The first is knowing what you don’t know. This is an issue of experience and conscientiousness, for which there are no shortcuts. But specialists have the same problem. That’s why medicine is an apprenticeship trade, and why we all undergo at least seven years of training after college. Knowing what you don’t know enables you to, as the book by Dr. Oscar London is entitled, “kill as few patients as possible.”
The second problem is learning what you don’t know, but need to know. In every field, physicians must have certain knowledge and skill at their fingertips. A surgeon who has to consult an anatomy text halfway through a Whipple’s procedure won’t be a surgeon very long. A family physician who has to review the treatment of impaired glucose tolerance three times a day will contribute to lowering the average salary of the specialty.
An analogy in industry would be “just on time” delivery of component parts, which has markedly raised productivity. Some things you just need to know; the rest you must find very quickly. That’s why I’ve never been a fan of review articles.
The authors of a review, or a textbook chapter, experience a powerful hidden incentive. They absolutely, positively cannot allow themselves to be “bagged” by some smart-aleck who finds an obscure item missed in the differential diagnosis. For them, that is a recipe for academic suicide; for me, information overload. It makes my eyes glaze over. And it wastes my time.
When I read, I’m searching for something I need to know. Medical writers in the lay press have gotten so good that I usually encounter important research results in my daily newspaper. I can scan the NEJM in just a few minutes, looking, always, for something I should do different in my daily practice. As you gain experience, and your practice patterns become second nature, this demands less and less time.
The third problem is developing practice strategies that are based on evidence and common sense, and sticking to them.

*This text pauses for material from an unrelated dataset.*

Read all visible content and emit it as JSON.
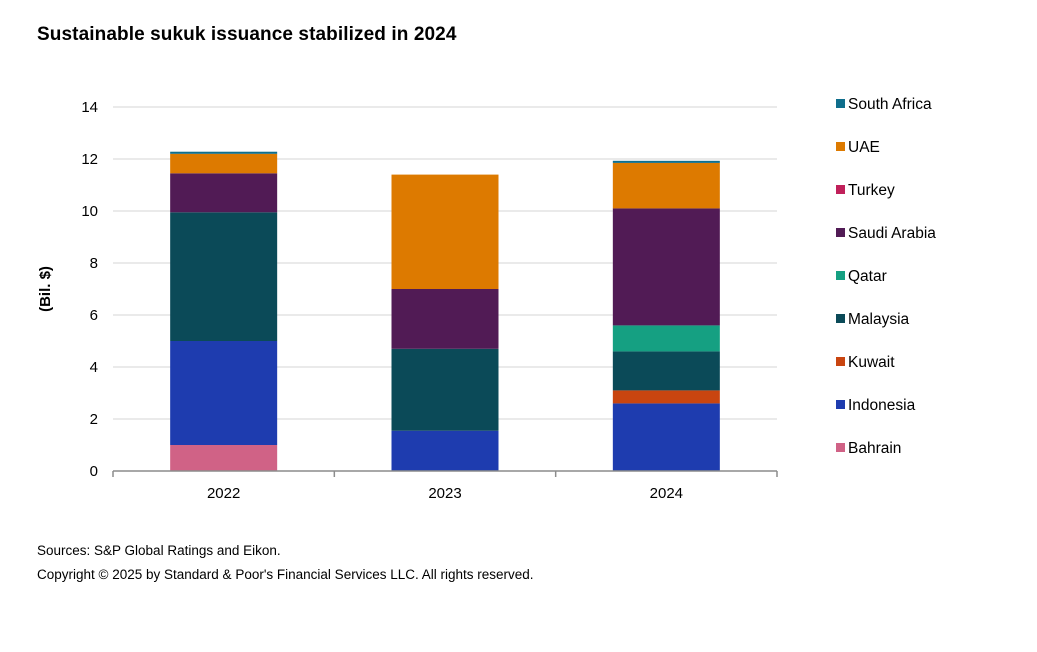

There are several strategies for managing hyperlipidemia, diabetes and hypertension: the "Big Three" of family medicine. Pick one strategy for each, and be consistent. Don’t fly by the seat of your pants. Every clinical decision shouldn’t be ad hoc.
That wastes your time, and it confuses your staff. A confused staff will waste more of your time. They want to help you; they would like to read your mind. Give them a chance. If you alter from your usual pattern, explain why. Draw them a picture. Diagram your algorithm. When they are confident that they know what you would do, they won’t have to ask.
Productivity isn’t magic, and it isn’t really difficult. But you’ve got to want it. It's the result of intention, not accident.